Urgent median sternotomy was performed to drain cardiac tamponade, evacuating 500 ml of clear fluid consistent with pericarditis. During hospitalisation, the endocrinology team assessed the patient and deemed myxedema coma and adrenal crisis as the most probable diagnoses.

Pharmacological treatment: Management included emergency surgery for tamponade relief and intensive hormone replacement therapy with corticosteroids and levothyroxine. At discharge, doses of levothyroxine and fludrocortisone were increased to optimise endocrine control.

Discussion: This case highlights the critical importance of treatment adherence and endocrine monitoring in panhypopituitarism patients. Untreated severe hypothyroidism and adrenal insufficiency due to missed medication contributed to the acute decompensation. Rapid hormonal correction was essential for clinical recovery.
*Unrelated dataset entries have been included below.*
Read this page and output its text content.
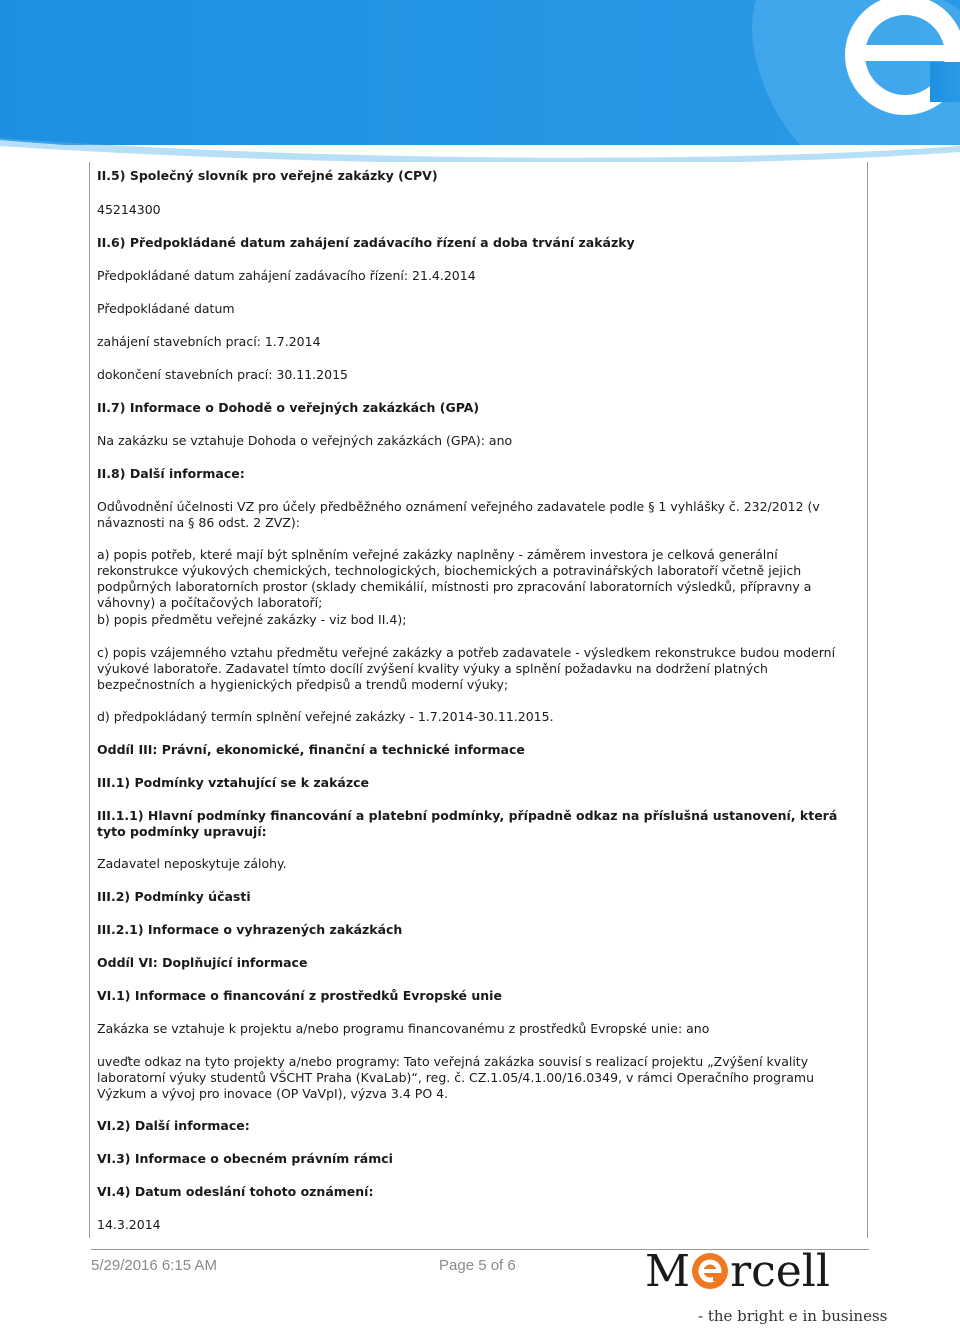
II.5) Společný slovník pro veřejné zakázky (CPV)

45214300

II.6) Předpokládané datum zahájení zadávacího řízení a doba trvání zakázky

Předpokládané datum zahájení zadávacího řízení: 21.4.2014

Předpokládané datum

zahájení stavebních prací: 1.7.2014

dokončení stavebních prací: 30.11.2015

II.7) Informace o Dohodě o veřejných zakázkách (GPA)

Na zakázku se vztahuje Dohoda o veřejných zakázkách (GPA): ano

II.8) Další informace:

Odůvodnění účelnosti VZ pro účely předběžného oznámení veřejného zadavatele podle § 1 vyhlášky č. 232/2012 (v návaznosti na § 86 odst. 2 ZVZ):

a) popis potřeb, které mají být splněním veřejné zakázky naplněny - záměrem investora je celková generální rekonstrukce výukových chemických, technologických, biochemických a potravinářských laboratoří včetně jejich podpůrných laboratorních prostor (sklady chemikálií, místnosti pro zpracování laboratorních výsledků, přípravny a váhovny) a počítačových laboratoří;

b) popis předmětu veřejné zakázky - viz bod II.4);

c) popis vzájemného vztahu předmětu veřejné zakázky a potřeb zadavatele - výsledkem rekonstrukce budou moderní výukové laboratoře. Zadavatel tímto docílí zvýšení kvality výuky a splnění požadavku na dodržení platných bezpečnostních a hygienických předpisů a trendů moderní výuky;

d) předpokládaný termín splnění veřejné zakázky - 1.7.2014-30.11.2015.

Oddíl III: Právní, ekonomické, finanční a technické informace

III.1) Podmínky vztahující se k zakázce

III.1.1) Hlavní podmínky financování a platební podmínky, případně odkaz na příslušná ustanovení, která tyto podmínky upravují:

Zadavatel neposkytuje zálohy.

III.2) Podmínky účasti

III.2.1) Informace o vyhrazených zakázkách

Oddíl VI: Doplňující informace

VI.1) Informace o financování z prostředků Evropské unie

Zakázka se vztahuje k projektu a/nebo programu financovanému z prostředků Evropské unie: ano

uveďte odkaz na tyto projekty a/nebo programy: Tato veřejná zakázka souvisí s realizací projektu „Zvýšení kvality laboratorní výuky studentů VŠCHT Praha (KvaLab)“, reg. č. CZ.1.05/4.1.00/16.0349, v rámci Operačního programu Výzkum a vývoj pro inovace (OP VaVpI), výzva 3.4 PO 4.

VI.2) Další informace:

VI.3) Informace o obecném právním rámci

VI.4) Datum odeslání tohoto oznámení:

14.3.2014

5/29/2016 6:15 AM	Page 5 of 6	M rcell
- the bright e in business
Conclusion: Endocrine decompensation in panhypopituitarism can lead to life-threatening conditions such as myxoedema coma and shock. Early intervention, individualised pharmacological adjustment, and multidisciplinary collaboration among endocrinology, cardiology, and intensive care teams are crucial for patient recovery. Patient education and close follow-up are key to preventing future endocrine crises with potential fatal outcomes.